Selon les informations rapportées par L’As, qui cite également le média gambien Fatu Network, Sanna Manjang soutient que son statut au sein de cette unité spéciale rendrait impossible tout contournement hiérarchique. « Regardez-moi, j’étais leur chef. Je n’ai jamais parlé à Yahya Jammeh.

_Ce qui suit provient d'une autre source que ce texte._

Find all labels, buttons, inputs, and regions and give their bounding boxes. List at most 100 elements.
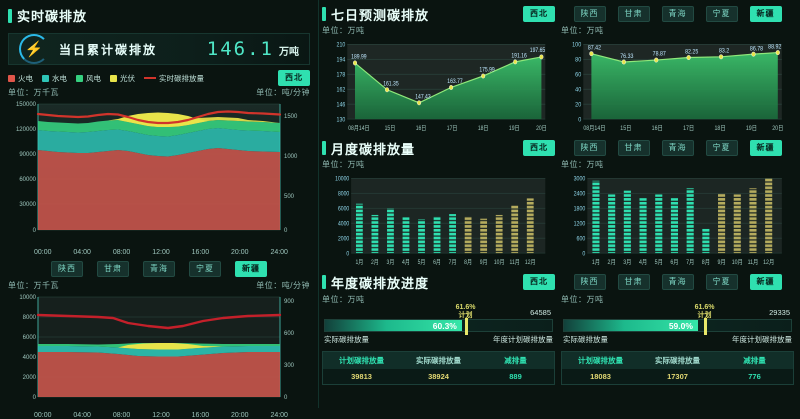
- progress-card-xinjiang: 陕西 甘肃 青海 宁夏 新疆 单位：万吨 61.6% 计划 29335 59.: [561, 274, 794, 404]
- svg-text:130: 130: [337, 117, 346, 124]
- tab-xinjiang[interactable]: 新疆: [749, 274, 782, 290]
- legend-item-wind[interactable]: 风电: [76, 73, 101, 84]
- tab-xinjiang[interactable]: 新疆: [749, 140, 782, 156]
- bars: [592, 178, 773, 254]
- title-accent-bar: [322, 275, 326, 289]
- realtime-bottom-xaxis: 00:00 04:00 08:00 12:00 16:00 20:00 24:00: [34, 411, 288, 419]
- th-reduction: 减排量: [716, 352, 793, 369]
- svg-text:8月: 8月: [464, 258, 472, 266]
- tab-shaanxi[interactable]: 陕西: [573, 274, 606, 290]
- table-row: 18083 17307 776: [562, 369, 793, 384]
- legend-item-hydro[interactable]: 水电: [42, 73, 67, 84]
- realtime-emission-panel: 实时碳排放 ⚡ 当日累计碳排放 146.1 万吨 火电 水电 风电 光伏 实时碳…: [0, 0, 318, 419]
- svg-text:1月: 1月: [355, 258, 363, 266]
- forecast-title: 七日预测碳排放: [331, 7, 430, 23]
- progress-track[interactable]: 59.0%: [563, 318, 792, 335]
- tab-shaanxi[interactable]: 陕西: [573, 6, 606, 22]
- th-actual: 实际碳排放量: [639, 352, 716, 369]
- svg-text:163.77: 163.77: [447, 78, 462, 85]
- svg-text:146: 146: [337, 102, 346, 109]
- svg-text:19日: 19日: [509, 124, 520, 132]
- forecast-line-chart-northwest: 189.99 161.35 147.43 163.77 175.99 191.16 1…: [322, 37, 555, 136]
- svg-text:60000: 60000: [19, 177, 36, 183]
- svg-text:4000: 4000: [338, 221, 349, 228]
- realtime-top-xaxis: 00:00 04:00 08:00 12:00 16:00 20:00 24:00: [34, 249, 288, 256]
- progress-title: 年度碳排放进度: [331, 275, 430, 291]
- svg-text:100: 100: [572, 42, 582, 49]
- progress-track[interactable]: 60.3%: [324, 318, 553, 335]
- tab-qinghai[interactable]: 青海: [661, 274, 694, 290]
- progress-bar-labels: 实际碳排放量 年度计划碳排放量: [324, 334, 553, 345]
- forecast-unit: 单位：万吨: [322, 26, 365, 35]
- svg-text:60: 60: [575, 72, 582, 79]
- tab-gansu[interactable]: 甘肃: [617, 140, 650, 156]
- column-divider: [318, 0, 319, 408]
- svg-text:9月: 9月: [717, 259, 725, 267]
- region-badge-northwest[interactable]: 西北: [523, 6, 555, 22]
- tab-shaanxi[interactable]: 陕西: [573, 140, 606, 156]
- tab-xinjiang[interactable]: 新疆: [235, 261, 267, 277]
- tab-gansu[interactable]: 甘肃: [617, 274, 650, 290]
- svg-text:6月: 6月: [670, 259, 678, 267]
- tab-ningxia[interactable]: 宁夏: [705, 140, 738, 156]
- svg-text:194: 194: [337, 57, 346, 64]
- region-badge-northwest[interactable]: 西北: [523, 140, 555, 156]
- svg-text:15日: 15日: [385, 124, 396, 132]
- plan-marker: [464, 318, 468, 335]
- svg-text:1800: 1800: [574, 206, 586, 213]
- page-title: 实时碳排放: [8, 6, 310, 25]
- legend-item-realtime-line[interactable]: 实时碳排放量: [144, 73, 204, 84]
- svg-text:11月: 11月: [748, 259, 759, 267]
- svg-text:900: 900: [284, 299, 295, 305]
- td-plan: 18083: [562, 369, 639, 384]
- tab-gansu[interactable]: 甘肃: [617, 6, 650, 22]
- progress-bar-wrapper: 61.6% 计划 64585 60.3% 实际碳排放量 年度计划碳排放量: [322, 304, 555, 345]
- tab-qinghai[interactable]: 青海: [661, 6, 694, 22]
- svg-text:08月14日: 08月14日: [348, 124, 369, 132]
- monthly-title: 月度碳排放量: [331, 141, 416, 157]
- forecast-row: 七日预测碳排放 西北 单位：万吨: [322, 6, 794, 136]
- svg-text:86.78: 86.78: [750, 46, 763, 53]
- tab-xinjiang[interactable]: 新疆: [749, 6, 782, 22]
- svg-text:1500: 1500: [284, 114, 298, 120]
- tab-ningxia[interactable]: 宁夏: [189, 261, 221, 277]
- legend-item-solar[interactable]: 光伏: [110, 73, 135, 84]
- bars: [355, 198, 534, 254]
- tab-ningxia[interactable]: 宁夏: [705, 274, 738, 290]
- legend-item-thermal[interactable]: 火电: [8, 73, 33, 84]
- td-reduction: 776: [716, 369, 793, 384]
- table-header-row: 计划碳排放量 实际碳排放量 减排量: [562, 352, 793, 369]
- title-accent-bar: [322, 7, 326, 21]
- unit-left-top: 单位：万千瓦: [8, 88, 59, 97]
- kpi-label: 当日累计碳排放: [59, 42, 158, 57]
- tab-shaanxi[interactable]: 陕西: [51, 261, 83, 277]
- monthly-card-northwest: 月度碳排放量 西北 单位：万吨: [322, 140, 555, 270]
- forecast-unit-right: 单位：万吨: [561, 26, 604, 35]
- forecast-line-chart-xinjiang: 87.42 76.33 78.87 82.25 83.2 86.78 88.92 10…: [561, 37, 794, 136]
- region-tabs-forecast: 陕西 甘肃 青海 宁夏 新疆: [561, 6, 794, 22]
- tab-gansu[interactable]: 甘肃: [97, 261, 129, 277]
- tab-qinghai[interactable]: 青海: [661, 140, 694, 156]
- progress-fill: 59.0%: [564, 320, 698, 331]
- svg-text:90000: 90000: [19, 152, 36, 158]
- svg-text:88.92: 88.92: [768, 44, 781, 51]
- kpi-value: 146.1: [206, 38, 274, 60]
- svg-text:40: 40: [575, 87, 582, 94]
- svg-text:80: 80: [575, 57, 582, 64]
- svg-text:120000: 120000: [16, 127, 37, 133]
- progress-row: 年度碳排放进度 西北 单位：万吨 61.6% 计划 64585 60.3%: [322, 274, 794, 404]
- svg-text:19日: 19日: [746, 125, 757, 133]
- svg-text:4月: 4月: [639, 259, 647, 267]
- th-plan: 计划碳排放量: [562, 352, 639, 369]
- forecast-header: 七日预测碳排放 西北: [322, 6, 555, 23]
- progress-bar-wrapper-right: 61.6% 计划 29335 59.0% 实际碳排放量 年度计划碳排放量: [561, 304, 794, 345]
- tab-qinghai[interactable]: 青海: [143, 261, 175, 277]
- right-column: 七日预测碳排放 西北 单位：万吨: [318, 0, 800, 408]
- svg-text:12月: 12月: [525, 258, 536, 266]
- svg-text:20日: 20日: [536, 124, 547, 132]
- svg-text:6月: 6月: [433, 258, 441, 266]
- region-badge-northwest[interactable]: 西北: [278, 70, 310, 86]
- region-badge-northwest[interactable]: 西北: [523, 274, 555, 290]
- annual-plan-total: 29335: [769, 308, 790, 317]
- tab-ningxia[interactable]: 宁夏: [705, 6, 738, 22]
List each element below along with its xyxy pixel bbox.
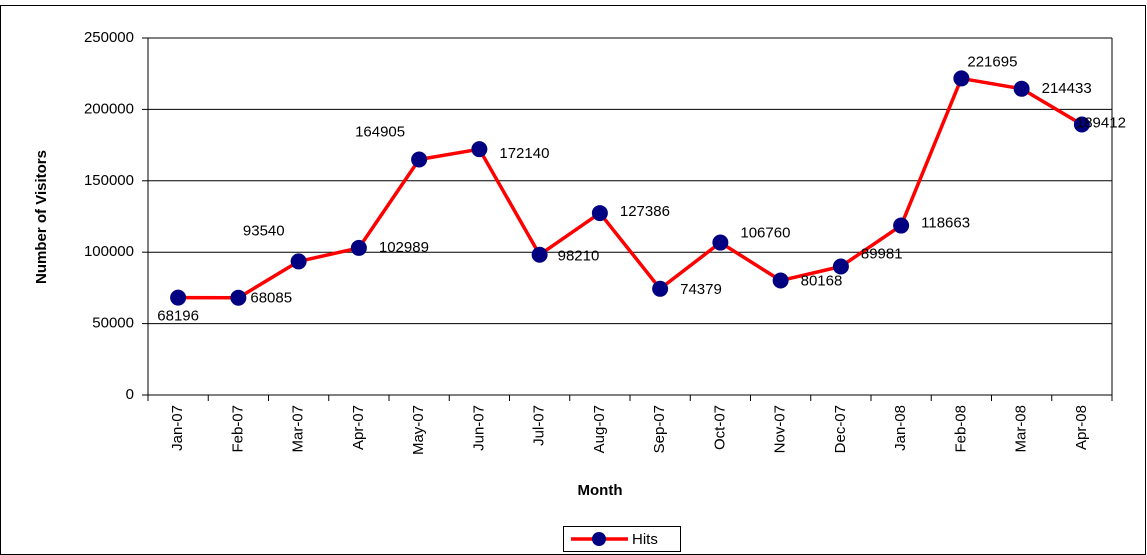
data-label: 89981: [861, 245, 903, 262]
data-point: [350, 239, 367, 256]
x-tick-label: Sep-07: [651, 405, 668, 453]
y-tick-label: 150000: [84, 172, 134, 189]
data-label: 127386: [620, 203, 670, 220]
data-point: [170, 289, 187, 306]
x-tick-label: Nov-07: [772, 405, 789, 453]
x-tick-label: May-07: [410, 405, 427, 455]
data-point: [893, 217, 910, 234]
x-axis-label: Month: [578, 482, 623, 499]
x-tick-label: Apr-08: [1073, 405, 1090, 450]
data-point: [531, 246, 548, 263]
data-label: 164905: [355, 123, 405, 140]
data-point: [471, 141, 488, 158]
data-point: [591, 205, 608, 222]
data-label: 68196: [157, 308, 199, 325]
data-point: [1073, 116, 1090, 133]
x-tick-label: Oct-07: [711, 405, 728, 450]
data-label: 189412: [1076, 114, 1126, 131]
data-label: 68085: [250, 290, 292, 307]
y-tick-label: 50000: [92, 315, 134, 332]
x-tick-label: Jan-07: [169, 405, 186, 451]
data-point: [230, 289, 247, 306]
y-tick-label: 0: [126, 386, 134, 403]
data-point: [772, 272, 789, 289]
legend-label: Hits: [632, 531, 658, 548]
chart-border: [0, 5, 1146, 555]
x-tick-label: Feb-08: [952, 405, 969, 453]
x-tick-label: Jun-07: [470, 405, 487, 451]
x-tick-label: Mar-08: [1013, 405, 1030, 453]
data-label: 80168: [801, 272, 843, 289]
legend-marker: [592, 532, 606, 546]
data-point: [712, 234, 729, 251]
data-label: 214433: [1042, 80, 1092, 97]
y-tick-label: 250000: [84, 29, 134, 46]
x-tick-label: Mar-07: [290, 405, 307, 453]
data-label: 102989: [379, 239, 429, 256]
series-line: [178, 76, 1083, 300]
x-tick-label: Jan-08: [892, 405, 909, 451]
x-tick-label: Dec-07: [832, 405, 849, 453]
y-axis-label: Number of Visitors: [33, 150, 50, 284]
x-tick-label: Apr-07: [350, 405, 367, 450]
data-label: 74379: [680, 281, 722, 298]
data-label: 98210: [558, 248, 600, 265]
data-label: 106760: [740, 225, 790, 242]
x-tick-label: Jul-07: [531, 405, 548, 446]
data-point: [652, 280, 669, 297]
data-label: 221695: [967, 53, 1017, 70]
data-label: 172140: [499, 145, 549, 162]
x-tick-label: Aug-07: [591, 405, 608, 453]
data-point: [1013, 80, 1030, 97]
data-point: [290, 253, 307, 270]
legend: Hits: [563, 526, 681, 552]
data-point: [411, 151, 428, 168]
data-point: [953, 70, 970, 87]
y-tick-label: 100000: [84, 243, 134, 260]
x-tick-label: Feb-07: [229, 405, 246, 453]
data-label: 118663: [921, 215, 970, 232]
y-tick-label: 200000: [84, 100, 134, 117]
data-point: [832, 258, 849, 275]
data-label: 93540: [243, 222, 285, 239]
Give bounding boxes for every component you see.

Comment aurait-il pu s’adresser à des subalternes sans passer par moi ? », affirme-t-il dans l’audio, estimant que les accusations contre l’ancien Président reposent sur des mensonges orchestrés.
Il accuse notamment plusieurs anciens agents, dont Momodou Rambo Jarju et Sulayman Sambou, d’avoir tenté à plusieurs reprises de le piéger. Ces manœuvres, selon lui, auraient même alerté Yahya Jammeh, qui l’aurait contacté pour l’informer que les services de renseignement avaient localisé sa cachette. « Il m’a dit que je devais immédiatement changer d’endroit », rapporte-t-il encore.
L’audio a été diffusé quelques heures avant son arrestation en territoire sénégalais, alors qu’il vivait en exil depuis la chute du régime en 2017. Sa capture ouvre une nouvelle phase dans les efforts de la Gambie pour clarifier les responsabilités dans les crimes attribués à la « Jungle », unité pointée du doigt par plusieurs témoignages recueillis par la Commission Vérité, Réconciliation et Réparations (TRRC).